Por:
Carlos H. Babún
“un
día me comí un puente,
piedra
por piedra,
para
no ir donde tanto quería”.
La
voz grave se impregna en los oídos, profunda, pausada, herida. Arrastrando las
sílabas muestra que el dolor está presente y no lleva prisa. Detrás, una áspera
guitarra eléctrica da cuerpo a la entrada de este cuarto track del álbum Irla izan /
La isla.
La
confusión lastima:
hala ere, beldurrik ez didazula diozu /
aun así dices que no me tienes miedo
Escrita
en euskera[1] -lengua
de poderosas consonantes y raíces indiscernibles-, la
letra se encarna en la garganta de Anari Alberdi, quien alterna la composición
de canciones con la docencia en la ikastola[2] y como
profesora de lengua y literatura hispánicas. Por eso la poesía es el territorio
natural en el cual sus pasiones se desnudan, susurran, se hacen eco.
Las
rocas intentaron hacer un puente entre los dos, pero sólo lograron levantar
muros. El frío que esta verdad desata resuena con un violonchelo que se traslada,
lento, hacia una región aguda para después volver:
harri pila bat dut zain ohean, utzidazu gaur gordetzen
zurean /
un montón de piedras me esperan bajo la cama, déjame refugiarme
esta noche en la tuya
En
el verso se va el aliento y todo se detiene. El suspenso no es paz, sólo un
poco de distancia. Ante el silencio se aclara el paisaje y las cuerdas de la
guitarra con distorsión vuelven.
A
doce años de su álbum debut, la compositora y cantante se muestra más madura.
En esta quinta producción logra ambientes potentes, llenos de metáforas
descarnadas y crudas que erizan el cuerpo de quien las escucha. Dejando atrás
la acústica de sus primeros trabajos, crea ahora sonoridades metálicas que a
pesar de su filo y desgarre no roban lugar a la voz; al contrario, la música da
fuerza a las letras y permite que su vocalización cobre mayor contundencia.

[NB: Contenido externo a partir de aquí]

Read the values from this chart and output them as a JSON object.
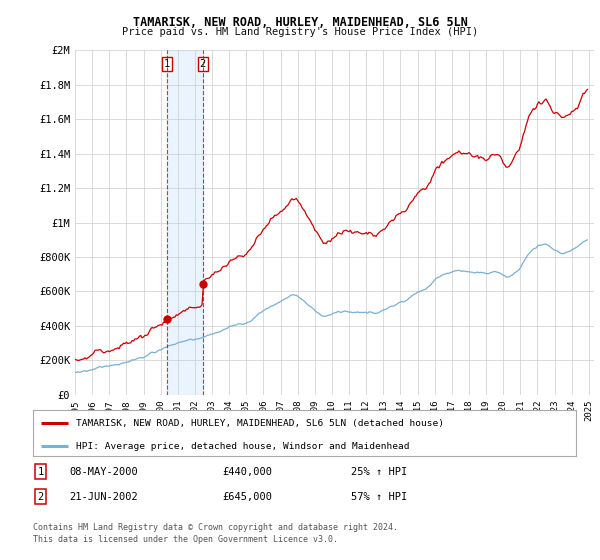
{
  "title": "TAMARISK, NEW ROAD, HURLEY, MAIDENHEAD, SL6 5LN",
  "subtitle": "Price paid vs. HM Land Registry's House Price Index (HPI)",
  "legend_line1": "TAMARISK, NEW ROAD, HURLEY, MAIDENHEAD, SL6 5LN (detached house)",
  "legend_line2": "HPI: Average price, detached house, Windsor and Maidenhead",
  "sale1_date": "08-MAY-2000",
  "sale1_price": 440000,
  "sale1_hpi": "25% ↑ HPI",
  "sale2_date": "21-JUN-2002",
  "sale2_price": 645000,
  "sale2_hpi": "57% ↑ HPI",
  "footer1": "Contains HM Land Registry data © Crown copyright and database right 2024.",
  "footer2": "This data is licensed under the Open Government Licence v3.0.",
  "ylim": [
    0,
    2000000
  ],
  "yticks": [
    0,
    200000,
    400000,
    600000,
    800000,
    1000000,
    1200000,
    1400000,
    1600000,
    1800000,
    2000000
  ],
  "ytick_labels": [
    "£0",
    "£200K",
    "£400K",
    "£600K",
    "£800K",
    "£1M",
    "£1.2M",
    "£1.4M",
    "£1.6M",
    "£1.8M",
    "£2M"
  ],
  "line_color_red": "#cc0000",
  "line_color_blue": "#7ab0d4",
  "sale1_x": 2000.37,
  "sale2_x": 2002.46,
  "background_color": "#ffffff",
  "grid_color": "#cccccc",
  "shade_color": "#ddeeff",
  "vline_color": "#cc0000"
}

Esto es evidente en Harriak, canción
donde cada palabra cae provocando reverberaciones cada vez mayores.
El
dolor respira hondo pero no impide ver la realidad:
beldurrak
eta arrainak, hil arte hazi eta hazi eta hazi /
los
peces y los miedos, hasta morir, no dejan de crecer y crecer y crecer
Más
desgastada, la voz vibra con un órgano hammond. La batería, contenida, avanza y
para, avanza y para. Con sus tonos contundentes el bajo ha evitado que la
emoción se desborde, pero la desolación sigue su cauce y rompe el dique.
El derrumbe es
inminente y cargar los escombros resulta absurdo. No quedan más construcciones
ahí. Los ojos ya no ven edificios sino un cúmulo de piedras, frías y pesadas,
que arden y raspan. No por ser rocas, sino por no ser lo que deseamos que
fueran.
La voz se engrosa,
los instrumentos intensifican su presencia y los versos ensanchan su caudal
cual venas bajo presión. Ante la inseguridad que desmoronó todo no hay reclamo
sino advertencia:
beldur
bat oparituko dizut nola hazten den ulertzeko, zenbat zu behar duen arnasteko,
zenbat ni biziteko /
te
regalo un miedo para que entiendas como crece, cuántos tús necesita para
respirar, cuántos yos necesita para vivir.
Si
para Rulfo, en su fantasmal páramo pétreo, las piedras son los restos de un
poder excesivo que ha erosionado todo lo dominable, en Anari estas son lo que
queda tras la apuesta perdida: el ocaso de la esperanza, la utopía que se sabe
imposible. Son las ruinas que, con tal de ocultarlas de nosotros mismos, preferimos
acumular detrás de nuestros ojos.
[1] El euskera es una de las pocas
lenguas habladas en Europa que no tienen raíces indoeuropeas, a diferencia de
las lenguas latinas. Actualmente es hablada en Euskal Herria, o País Vasco,
territorio dividido entre el norte del Estado Español y el sur de Francia.